Oh, Janine Turner. She was such a lovely footnote to the ’90s: she had a charming role in a successful TV show (brassy pilot Maggie O’Connell in “Northern Exposure”), and she played the love interest in one of the less-sucky
Sylvester Stallone movies of the decade (Cliffhanger). And while she returned to respectable television in one season of “Friday Night Lights,” this is what’s become of her since: a poor man’s Lisa Rinna shilling for something called “Christoga.”
What’s Christoga, you ask? It’s Christian yoga (“yoga-filled body, Christ-filled soul”), and it’s a necessary development because regular yoga secretly spreads blasphemous Hindu teachings.
I guess it goes without saying that she’s part of the Tea Party movement, huh? Great. It’s getting impossible to enjoy a little ’90s nostalgia without some wacko broad opening the door for a political flame war. I guess I’ll toss Janine over here in the crazy pile with Victoria Jackson and Christine O’Donnell.



Crazy cougar who’s into yoga!? She’s a walking porno!
i thought Lisa Rinna was a poor man’s Lisa Rinnna.
Didn’t she used to have a boob-filled tank top?
From Wikipedia:
“Turner is a frequent contributor to Republican Party candidates and organizations, donating at least $7,000 over the past decade.”
[www.youtube.com]
And, for the record, I would ravage 2/3 of that crazy pile, and make Victoria Jackson play the ukulele while I did so.
What the fuck happened to her lips? Did they inject balloon animals?
I participate in a form of female circumcision that is very Jesus friendly. The screams of “NOOOOOOOOOOOOOO” are like a shower of divinity that washes my soul.
I’m with DG on this one but how the hell is Victoria Jackson gonna lick up my taint sweat while playing the ukelele?
Google Image Search: Christine O’Donnell
Oh, well then. Objection withdrawn.
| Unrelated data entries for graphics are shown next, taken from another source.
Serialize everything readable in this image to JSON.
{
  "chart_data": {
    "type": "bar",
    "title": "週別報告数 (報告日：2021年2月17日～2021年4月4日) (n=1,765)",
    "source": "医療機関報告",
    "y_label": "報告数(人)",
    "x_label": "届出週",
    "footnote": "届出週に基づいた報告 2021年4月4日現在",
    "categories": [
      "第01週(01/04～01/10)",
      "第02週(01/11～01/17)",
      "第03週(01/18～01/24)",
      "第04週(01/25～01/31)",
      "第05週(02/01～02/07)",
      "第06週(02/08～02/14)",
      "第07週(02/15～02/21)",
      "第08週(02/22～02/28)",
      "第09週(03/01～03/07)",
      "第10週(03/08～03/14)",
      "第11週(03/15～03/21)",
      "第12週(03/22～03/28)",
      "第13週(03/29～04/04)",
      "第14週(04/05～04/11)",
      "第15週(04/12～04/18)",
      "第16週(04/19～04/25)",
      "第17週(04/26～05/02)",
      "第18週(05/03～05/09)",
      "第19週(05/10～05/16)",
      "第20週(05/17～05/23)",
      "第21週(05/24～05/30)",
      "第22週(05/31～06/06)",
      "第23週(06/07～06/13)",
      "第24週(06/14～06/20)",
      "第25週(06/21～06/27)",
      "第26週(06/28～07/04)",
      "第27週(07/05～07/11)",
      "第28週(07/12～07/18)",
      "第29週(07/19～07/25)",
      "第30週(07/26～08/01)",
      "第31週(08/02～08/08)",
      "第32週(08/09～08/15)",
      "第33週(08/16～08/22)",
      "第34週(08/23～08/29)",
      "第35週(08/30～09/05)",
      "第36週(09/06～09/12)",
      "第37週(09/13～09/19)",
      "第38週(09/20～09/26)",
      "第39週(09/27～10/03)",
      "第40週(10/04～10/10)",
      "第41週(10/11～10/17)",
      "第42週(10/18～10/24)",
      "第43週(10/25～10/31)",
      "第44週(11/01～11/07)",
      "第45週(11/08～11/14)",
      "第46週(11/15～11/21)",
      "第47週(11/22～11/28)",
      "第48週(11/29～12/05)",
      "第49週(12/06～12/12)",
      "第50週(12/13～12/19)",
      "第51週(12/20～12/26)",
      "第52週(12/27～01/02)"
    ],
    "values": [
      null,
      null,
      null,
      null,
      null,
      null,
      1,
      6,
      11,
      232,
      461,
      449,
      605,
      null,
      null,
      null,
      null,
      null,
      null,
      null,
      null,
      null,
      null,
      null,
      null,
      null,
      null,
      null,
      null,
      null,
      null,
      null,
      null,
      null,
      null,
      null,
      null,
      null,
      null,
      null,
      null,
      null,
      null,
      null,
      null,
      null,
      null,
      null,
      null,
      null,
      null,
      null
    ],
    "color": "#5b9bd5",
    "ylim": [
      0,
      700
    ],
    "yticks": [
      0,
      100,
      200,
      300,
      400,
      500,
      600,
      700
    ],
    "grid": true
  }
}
Start strumming bitch.
Politics aside, she looks pretty good for her age.
Janine Turner is also doing a campaign ad with Christine O’Donnell; they prove that O’Donnell isn’t a witch because she and Janine do not weigh the same.
Not on the crazy pile: Melanie Hutzell
I recall in my youth her showing up at Cubs games and it was some big deal that Mark Grace was drawing pictures of her cock and mailing them to her.
I also remember secretly watching Northern Exposure on the tv in my older brothers room so my parents wouldn’t think I was a dandy.